Pedro Duro
08 de janeiro de 2018

Coisas que aprendi com a Bela Adormecida

"Estes contadores de histórias levam às crianças a simplicidade da dor e da esperança, da mesma forma que procuramos trazê-la na literatura mais sofisticada para adultos."

Quando me veem com os meus enormes auscultadores muitos me imaginam a ouvir música clássica. Raras vezes é verdade. Do abominável Mask Off, de Future (pelo prazer da sonoridade), passando pelo comercial Shape of You, de Ed Sheeran (pelo prazer do amor simples), à base de tudo o que somos hoje (o pai Bach), qualquer coisa me pode passar pelos ouvidos. Mas certo é que já ando mais nos dois primeiros do que no último.

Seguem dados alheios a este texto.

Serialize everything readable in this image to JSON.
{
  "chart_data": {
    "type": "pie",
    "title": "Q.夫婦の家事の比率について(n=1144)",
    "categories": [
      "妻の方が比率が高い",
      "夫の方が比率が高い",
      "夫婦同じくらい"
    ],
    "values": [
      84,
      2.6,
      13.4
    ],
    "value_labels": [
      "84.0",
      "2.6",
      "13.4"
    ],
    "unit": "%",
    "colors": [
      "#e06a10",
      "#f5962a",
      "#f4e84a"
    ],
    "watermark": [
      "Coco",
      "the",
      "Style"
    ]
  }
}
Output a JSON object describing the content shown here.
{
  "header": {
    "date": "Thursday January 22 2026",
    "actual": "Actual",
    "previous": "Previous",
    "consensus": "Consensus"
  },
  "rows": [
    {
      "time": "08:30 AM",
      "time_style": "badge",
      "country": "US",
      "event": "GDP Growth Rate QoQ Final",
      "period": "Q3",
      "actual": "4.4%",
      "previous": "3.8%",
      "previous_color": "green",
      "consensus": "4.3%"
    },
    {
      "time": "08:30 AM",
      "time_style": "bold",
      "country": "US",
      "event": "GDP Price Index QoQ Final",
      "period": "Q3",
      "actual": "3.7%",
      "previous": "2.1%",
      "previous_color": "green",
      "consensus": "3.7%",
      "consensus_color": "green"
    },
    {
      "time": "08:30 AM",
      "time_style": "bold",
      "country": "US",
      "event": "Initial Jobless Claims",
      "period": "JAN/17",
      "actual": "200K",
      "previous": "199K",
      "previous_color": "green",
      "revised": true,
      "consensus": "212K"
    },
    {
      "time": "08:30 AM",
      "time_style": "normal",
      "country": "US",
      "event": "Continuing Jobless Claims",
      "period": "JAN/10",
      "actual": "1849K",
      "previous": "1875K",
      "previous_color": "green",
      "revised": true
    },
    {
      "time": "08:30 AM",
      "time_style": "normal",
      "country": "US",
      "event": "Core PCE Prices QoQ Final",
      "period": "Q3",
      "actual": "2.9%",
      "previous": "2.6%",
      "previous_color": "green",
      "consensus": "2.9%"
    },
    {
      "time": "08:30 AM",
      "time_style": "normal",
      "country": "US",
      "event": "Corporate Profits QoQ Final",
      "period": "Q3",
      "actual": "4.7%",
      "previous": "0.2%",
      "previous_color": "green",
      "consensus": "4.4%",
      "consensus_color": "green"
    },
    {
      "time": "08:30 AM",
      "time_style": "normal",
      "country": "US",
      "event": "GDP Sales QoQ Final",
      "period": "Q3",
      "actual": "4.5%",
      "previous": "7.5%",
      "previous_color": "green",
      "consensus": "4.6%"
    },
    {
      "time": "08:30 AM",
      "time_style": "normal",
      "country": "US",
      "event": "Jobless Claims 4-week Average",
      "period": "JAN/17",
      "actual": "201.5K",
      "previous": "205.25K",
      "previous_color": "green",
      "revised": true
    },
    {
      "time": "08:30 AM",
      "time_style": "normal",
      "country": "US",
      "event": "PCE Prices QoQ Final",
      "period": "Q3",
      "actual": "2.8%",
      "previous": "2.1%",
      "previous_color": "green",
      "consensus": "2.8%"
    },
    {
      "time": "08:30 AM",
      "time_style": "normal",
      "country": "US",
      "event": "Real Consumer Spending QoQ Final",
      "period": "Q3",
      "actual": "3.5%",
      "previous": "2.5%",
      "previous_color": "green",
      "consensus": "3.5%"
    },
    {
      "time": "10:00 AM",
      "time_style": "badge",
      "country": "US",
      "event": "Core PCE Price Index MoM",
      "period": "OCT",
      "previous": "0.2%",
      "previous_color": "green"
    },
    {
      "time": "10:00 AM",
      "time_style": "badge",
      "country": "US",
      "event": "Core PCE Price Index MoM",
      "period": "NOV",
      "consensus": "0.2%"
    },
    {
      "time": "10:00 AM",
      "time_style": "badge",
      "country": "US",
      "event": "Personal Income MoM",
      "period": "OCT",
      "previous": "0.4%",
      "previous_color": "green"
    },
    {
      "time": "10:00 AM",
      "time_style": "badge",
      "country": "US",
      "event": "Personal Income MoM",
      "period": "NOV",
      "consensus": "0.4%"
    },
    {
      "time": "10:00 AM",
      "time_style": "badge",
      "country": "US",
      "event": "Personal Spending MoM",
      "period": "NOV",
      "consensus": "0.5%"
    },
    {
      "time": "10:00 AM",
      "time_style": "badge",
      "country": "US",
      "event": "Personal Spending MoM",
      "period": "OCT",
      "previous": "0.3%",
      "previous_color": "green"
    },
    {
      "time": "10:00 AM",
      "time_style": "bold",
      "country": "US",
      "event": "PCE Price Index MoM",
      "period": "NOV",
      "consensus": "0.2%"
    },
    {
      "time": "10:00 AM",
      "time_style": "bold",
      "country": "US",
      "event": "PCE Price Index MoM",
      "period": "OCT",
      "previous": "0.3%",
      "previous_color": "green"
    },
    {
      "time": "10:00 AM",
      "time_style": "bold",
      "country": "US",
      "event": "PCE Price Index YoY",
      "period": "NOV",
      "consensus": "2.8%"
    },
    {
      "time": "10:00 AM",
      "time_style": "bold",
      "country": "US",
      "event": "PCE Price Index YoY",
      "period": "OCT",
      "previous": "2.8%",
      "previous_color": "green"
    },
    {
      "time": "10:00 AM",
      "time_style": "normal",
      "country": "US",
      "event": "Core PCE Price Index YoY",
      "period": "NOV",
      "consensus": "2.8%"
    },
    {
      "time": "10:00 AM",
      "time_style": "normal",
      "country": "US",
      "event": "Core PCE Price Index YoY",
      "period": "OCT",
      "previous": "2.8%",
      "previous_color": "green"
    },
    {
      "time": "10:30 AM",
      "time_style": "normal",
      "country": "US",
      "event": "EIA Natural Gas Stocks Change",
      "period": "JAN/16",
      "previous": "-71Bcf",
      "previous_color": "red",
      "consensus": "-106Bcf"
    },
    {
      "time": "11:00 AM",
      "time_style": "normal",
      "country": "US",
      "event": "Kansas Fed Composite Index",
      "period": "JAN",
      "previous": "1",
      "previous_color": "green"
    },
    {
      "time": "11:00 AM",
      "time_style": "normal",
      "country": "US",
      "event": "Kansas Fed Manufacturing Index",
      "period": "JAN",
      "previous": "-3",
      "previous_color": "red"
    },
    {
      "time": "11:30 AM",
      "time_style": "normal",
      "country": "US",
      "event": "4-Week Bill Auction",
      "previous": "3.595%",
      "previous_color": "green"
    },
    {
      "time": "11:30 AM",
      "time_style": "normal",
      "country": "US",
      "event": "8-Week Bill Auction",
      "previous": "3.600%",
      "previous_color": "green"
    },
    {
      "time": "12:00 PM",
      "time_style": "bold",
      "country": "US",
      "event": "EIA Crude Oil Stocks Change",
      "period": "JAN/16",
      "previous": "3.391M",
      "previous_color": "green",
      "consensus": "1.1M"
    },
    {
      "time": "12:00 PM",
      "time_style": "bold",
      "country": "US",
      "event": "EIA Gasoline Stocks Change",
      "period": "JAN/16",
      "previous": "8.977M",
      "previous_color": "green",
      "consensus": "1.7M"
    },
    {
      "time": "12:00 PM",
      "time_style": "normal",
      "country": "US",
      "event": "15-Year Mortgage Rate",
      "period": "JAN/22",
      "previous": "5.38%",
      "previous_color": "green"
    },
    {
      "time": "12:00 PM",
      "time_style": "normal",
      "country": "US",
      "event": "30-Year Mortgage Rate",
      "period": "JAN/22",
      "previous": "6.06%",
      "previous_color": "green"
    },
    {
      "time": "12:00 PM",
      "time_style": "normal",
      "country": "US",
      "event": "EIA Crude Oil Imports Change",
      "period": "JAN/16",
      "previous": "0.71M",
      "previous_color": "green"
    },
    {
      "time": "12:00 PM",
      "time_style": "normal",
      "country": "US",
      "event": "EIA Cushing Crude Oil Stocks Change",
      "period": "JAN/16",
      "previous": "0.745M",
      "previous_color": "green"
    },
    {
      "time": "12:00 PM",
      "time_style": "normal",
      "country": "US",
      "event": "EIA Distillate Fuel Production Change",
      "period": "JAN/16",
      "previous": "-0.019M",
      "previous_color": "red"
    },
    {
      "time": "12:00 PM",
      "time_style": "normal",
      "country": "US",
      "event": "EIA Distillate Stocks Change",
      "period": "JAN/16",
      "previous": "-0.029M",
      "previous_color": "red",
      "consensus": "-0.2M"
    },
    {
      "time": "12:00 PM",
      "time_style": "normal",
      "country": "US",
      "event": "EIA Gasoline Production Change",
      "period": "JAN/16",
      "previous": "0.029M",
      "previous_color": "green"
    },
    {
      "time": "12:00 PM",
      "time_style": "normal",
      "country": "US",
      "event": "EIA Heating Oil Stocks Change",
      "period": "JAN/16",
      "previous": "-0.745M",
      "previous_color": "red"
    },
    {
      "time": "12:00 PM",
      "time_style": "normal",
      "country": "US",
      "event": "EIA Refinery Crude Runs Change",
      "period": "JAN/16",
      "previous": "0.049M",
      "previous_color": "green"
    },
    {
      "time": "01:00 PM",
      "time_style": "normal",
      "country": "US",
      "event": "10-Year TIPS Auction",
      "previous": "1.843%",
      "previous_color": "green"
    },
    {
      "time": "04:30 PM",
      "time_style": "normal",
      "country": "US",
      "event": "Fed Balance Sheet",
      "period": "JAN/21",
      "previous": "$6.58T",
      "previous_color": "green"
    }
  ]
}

Esta ideia de que há uma música típica para certos perfis e que eles lhe são sempre fiéis esquece que há um traço comum que se reinventa, atualiza, mas se mantém, nos seus dramas, alegrias e essência. Por isso, ler os clássicos do Mediterrâneo culto e conquistador, ler Eça de Queiroz ou ver alguns filmes de hoje traz-nos sonoridades comuns. E essa é uma das lições simples da Bela Adormecida.

Primeiro, na música: a mesma música é, ao longo do tempo, igual e diferente, alegre e triste, infantil e adulta, desde o mote original de Tchaikovsky (1889!), à adaptação para o filme animado da Disney (1959, Sammy Fain e Jack Lawrence), à interpretação de Lana Del Rey (suspiro… 2014). Tanto se pode gostar do reportório de Bach, como da simplicidade do compasso tipicamente quaternário da pop, como da (alegada) confissão de rua de um Mask Off (ainda que não alinhando na mensagem). São diferentes modos, para muitos, sem vergonha ou pedantismo, do mesmo ser.